Modeling and experimental studies on CO2-H2S corrosion of API carbon steels under high-pressure

This article presents results of a corrosion study conducted to investigate performance of API carbon steels (T95, C110 and Q125) in high-pressure sour environment. This study is aimed to shows the impact of H2S concentration on corrosion of these materials and developed a mathematical model to predict corrosion rate. Corrosion tests were carried out in 2% NaCl solution saturated with mixed gas containing H2S, CO2 and CH4. H2S concentration was varied from 0 to 150 ppm (mole basis) while maintaining the concentrations of CH4 and CO2 approximately at 50%. Test pressure and temperature were 41.37 MPa and 38 degrees C. Weight loss (WL) technique was used to measure corrosion rate after one-week exposure. Results show that addition of small amount of H2S (less than 10 ppm) promotes CO2 corrosion, regardless of the type of steel. Q125 carbon steel demonstrated higher corrosion resistance than other tested steels, especially in absence of H2S. Various scattered and non-protective corrosion scales were formed on tested specimen surface.
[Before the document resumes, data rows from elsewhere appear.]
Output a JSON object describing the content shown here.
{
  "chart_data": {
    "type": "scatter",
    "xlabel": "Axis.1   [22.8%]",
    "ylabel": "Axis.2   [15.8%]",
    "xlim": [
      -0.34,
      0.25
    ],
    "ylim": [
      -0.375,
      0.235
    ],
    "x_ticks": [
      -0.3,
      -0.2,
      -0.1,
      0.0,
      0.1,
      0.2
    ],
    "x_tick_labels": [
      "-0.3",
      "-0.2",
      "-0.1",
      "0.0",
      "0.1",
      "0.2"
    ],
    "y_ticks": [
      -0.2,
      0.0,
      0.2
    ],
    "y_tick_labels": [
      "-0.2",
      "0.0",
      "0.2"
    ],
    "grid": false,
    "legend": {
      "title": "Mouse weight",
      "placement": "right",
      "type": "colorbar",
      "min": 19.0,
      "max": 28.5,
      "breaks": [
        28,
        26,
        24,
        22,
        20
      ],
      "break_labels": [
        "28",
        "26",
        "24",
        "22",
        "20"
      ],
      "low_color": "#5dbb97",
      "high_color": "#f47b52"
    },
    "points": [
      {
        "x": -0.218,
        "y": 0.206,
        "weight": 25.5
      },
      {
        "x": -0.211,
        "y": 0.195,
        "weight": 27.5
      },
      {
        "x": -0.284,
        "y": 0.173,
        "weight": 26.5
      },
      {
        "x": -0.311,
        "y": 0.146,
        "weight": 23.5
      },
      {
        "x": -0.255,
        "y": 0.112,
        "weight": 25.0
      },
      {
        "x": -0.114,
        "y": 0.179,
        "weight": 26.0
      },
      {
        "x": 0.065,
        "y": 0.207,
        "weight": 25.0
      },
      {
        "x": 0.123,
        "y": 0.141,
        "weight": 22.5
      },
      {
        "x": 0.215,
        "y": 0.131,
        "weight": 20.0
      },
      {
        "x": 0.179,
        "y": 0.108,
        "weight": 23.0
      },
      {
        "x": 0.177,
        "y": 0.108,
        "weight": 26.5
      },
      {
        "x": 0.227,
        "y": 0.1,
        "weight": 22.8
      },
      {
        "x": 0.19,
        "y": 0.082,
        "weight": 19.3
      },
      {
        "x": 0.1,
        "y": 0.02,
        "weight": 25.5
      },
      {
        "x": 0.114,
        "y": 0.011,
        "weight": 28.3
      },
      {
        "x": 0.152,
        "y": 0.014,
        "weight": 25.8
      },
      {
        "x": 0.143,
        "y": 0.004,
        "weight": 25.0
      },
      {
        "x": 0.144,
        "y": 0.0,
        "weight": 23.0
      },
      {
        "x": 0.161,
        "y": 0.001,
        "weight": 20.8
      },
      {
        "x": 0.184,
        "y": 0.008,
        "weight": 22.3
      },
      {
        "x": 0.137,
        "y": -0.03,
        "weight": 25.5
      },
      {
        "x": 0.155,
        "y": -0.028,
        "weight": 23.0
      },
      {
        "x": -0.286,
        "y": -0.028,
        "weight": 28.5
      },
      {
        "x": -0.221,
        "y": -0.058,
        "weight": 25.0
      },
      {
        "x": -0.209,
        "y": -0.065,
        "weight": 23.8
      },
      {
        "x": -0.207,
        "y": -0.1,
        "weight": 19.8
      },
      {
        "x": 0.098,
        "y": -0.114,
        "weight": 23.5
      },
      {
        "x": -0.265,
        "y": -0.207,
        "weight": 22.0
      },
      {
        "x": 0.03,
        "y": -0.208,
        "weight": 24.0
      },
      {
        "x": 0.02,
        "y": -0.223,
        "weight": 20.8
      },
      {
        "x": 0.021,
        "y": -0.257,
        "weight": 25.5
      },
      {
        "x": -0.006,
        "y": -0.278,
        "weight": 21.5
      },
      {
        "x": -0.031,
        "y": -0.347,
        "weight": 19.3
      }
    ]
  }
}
A very dense compact scale was formed on C110 carbon steel at 50 ppm H2S, resulting in considerable reduction in corrosion rate. To identify the existence of visually undetectable localized corrosion, the specimen Load Carrying Capacity (LCC) was measured using a tensile strength measuring apparatus. Reduction in total Load Carrying Capacity (Delta LCCT) and reduction in Load Carrying Capacity due to uniform corrosion (Delta LCCuc) were determined and compared to detect localized corrosion. When tests were conducted with C110 and Q125 carbon steels at H2S concentration of 50 ppm, Delta LCCT and Delta LCCuc showed significant difference indicating the occurrence of some form of localized corrosion along with uniform corrosion. A corrosion model, which is valid for high-pressure has been developed considering homogenous chemical reactions, mass transfer process and electrochemical reactions. Model predictions demonstrate reasonable agreement with measurements with maximum discrepancy of 25%, mostly resulting from formation of corrosion scale.